Avevo ancora tra le mani la guarnizione di gomma dello sportello della tua macchina, quando mi hai chiesto: “Perché non lo facciamo?”. Ho spalancato gli occhi, più forte che potevo. Deve uscirmi una lacrima, quand’è così. E’ l’unico modo che ho per superare le perplessità. Ti ho guardato senza metterti veramente a fuoco. Allora mi sono piegata e ho forzato il guscio slabbrato e deforme uscito dal binario d’acciaio di quell’intelaiatura massiccia dentro le sue guide. Ho deciso così, su due piedi, spingendo la copertura unta e appiccicosa sui ganci metallici. Se vuoi che qualcosa torni al suo posto devi premere, fare resistenza, mi sono detta. Ho fissato per un po’ le piccole dita che seguivano nervose l’itinerario di ferro da foderare. Mi sono sembrate irritanti. Non mi piacciono, quando reagiscono così. Mi fanno pensare a mia madre e alle sue depressioni fulminanti, che ogni volta che arrivano si sentono, nonostante lei cerchi di metterle a tacere dentro qualche pentola ossidata, una calcificazione da sconfiggere, la superficie del frigorifero da far risplendere.
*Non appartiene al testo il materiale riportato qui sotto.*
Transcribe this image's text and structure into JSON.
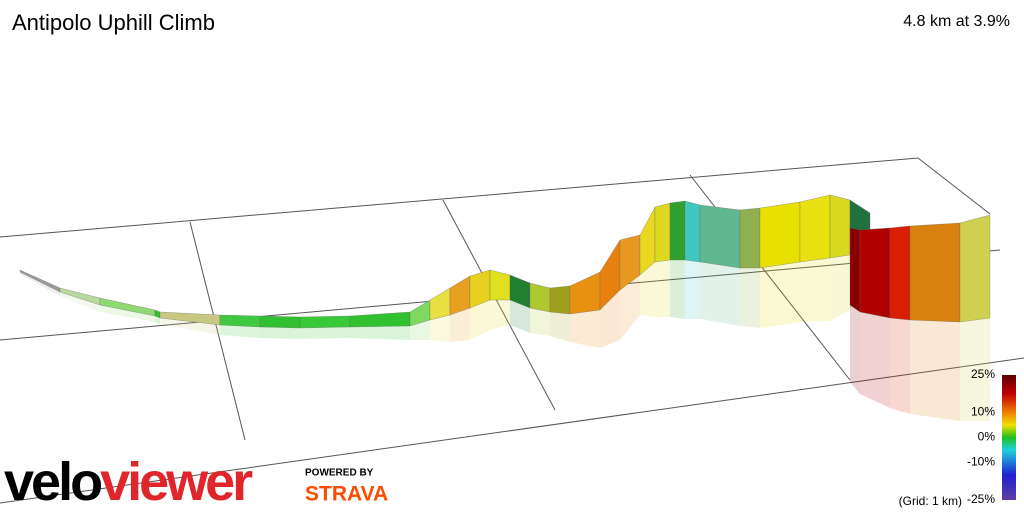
{
  "header": {
    "title": "Antipolo Uphill Climb",
    "stat": "4.8 km at 3.9%"
  },
  "legend": {
    "ticks": [
      {
        "value": 25,
        "label": "25%"
      },
      {
        "value": 10,
        "label": "10%"
      },
      {
        "value": 0,
        "label": "0%"
      },
      {
        "value": -10,
        "label": "-10%"
      },
      {
        "value": -25,
        "label": "-25%"
      }
    ],
    "note": "(Grid: 1 km)"
  },
  "logo": {
    "velo": "velo",
    "viewer": "viewer",
    "powered": "POWERED BY",
    "brand": "STRAVA"
  }
}
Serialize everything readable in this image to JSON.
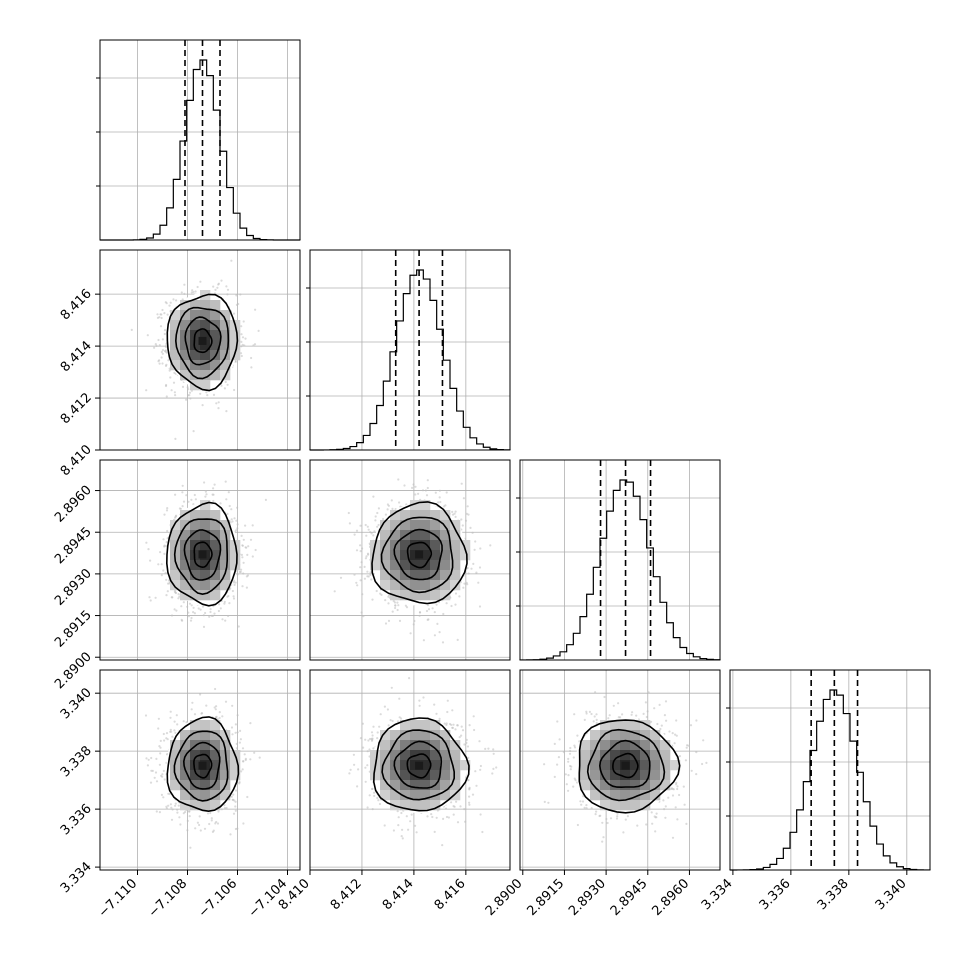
{
  "chart_data": {
    "type": "corner",
    "grid": true,
    "colors": {
      "line": "#000000",
      "grid": "#b0b0b0",
      "points": "#bdbdbd",
      "density_dark": "#1a1a1a"
    },
    "quantiles": [
      0.16,
      0.5,
      0.84
    ],
    "params": [
      {
        "range": [
          -7.1115,
          -7.1035
        ],
        "median": -7.1074,
        "q_low": -7.1081,
        "q_high": -7.1067,
        "sigma": 0.0007,
        "ticks": [
          {
            "v": -7.11,
            "label": "−7.110"
          },
          {
            "v": -7.108,
            "label": "−7.108"
          },
          {
            "v": -7.106,
            "label": "−7.106"
          },
          {
            "v": -7.104,
            "label": "−7.104"
          }
        ]
      },
      {
        "range": [
          8.41,
          8.4177
        ],
        "median": 8.4142,
        "q_low": 8.4133,
        "q_high": 8.4151,
        "sigma": 0.0009,
        "ticks": [
          {
            "v": 8.41,
            "label": "8.410"
          },
          {
            "v": 8.412,
            "label": "8.412"
          },
          {
            "v": 8.414,
            "label": "8.414"
          },
          {
            "v": 8.416,
            "label": "8.416"
          }
        ]
      },
      {
        "range": [
          2.8899,
          2.8971
        ],
        "median": 2.8937,
        "q_low": 2.8928,
        "q_high": 2.8946,
        "sigma": 0.0009,
        "ticks": [
          {
            "v": 2.89,
            "label": "2.8900"
          },
          {
            "v": 2.8915,
            "label": "2.8915"
          },
          {
            "v": 2.893,
            "label": "2.8930"
          },
          {
            "v": 2.8945,
            "label": "2.8945"
          },
          {
            "v": 2.896,
            "label": "2.8960"
          }
        ]
      },
      {
        "range": [
          3.3339,
          3.3408
        ],
        "median": 3.3375,
        "q_low": 3.3367,
        "q_high": 3.3383,
        "sigma": 0.0008,
        "ticks": [
          {
            "v": 3.334,
            "label": "3.334"
          },
          {
            "v": 3.336,
            "label": "3.336"
          },
          {
            "v": 3.338,
            "label": "3.338"
          },
          {
            "v": 3.34,
            "label": "3.340"
          }
        ]
      }
    ]
  }
}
Osservo le punte rossastre dei capelli. Al sole non sono più tanto mie. Hanno preso quel colore innaturale che mi allontana ormai troppo persino dal nero inchiostro di mio padre. E dire che io di mio padre ho praticamente tutto. Anche delle leggere ombrature sul dorso della mano, che da piccola strofinavo forte con il sapone di Marsiglia perché andassero via. Insieme a quel neo. Che ha la forma di un tre, di un tre capovolto. E’ stato allora che ti sei affacciato dalla mia parte, guardando in basso, ai piedi della fiancata. E deve essere stato in quel preciso istante che ho sussurrato di sì. Perché d’improvviso hai allargato le braccia per farti entrare il vento dentro e poi hai tirato su col naso, come per dire “Non è meraviglioso tutto questo?”.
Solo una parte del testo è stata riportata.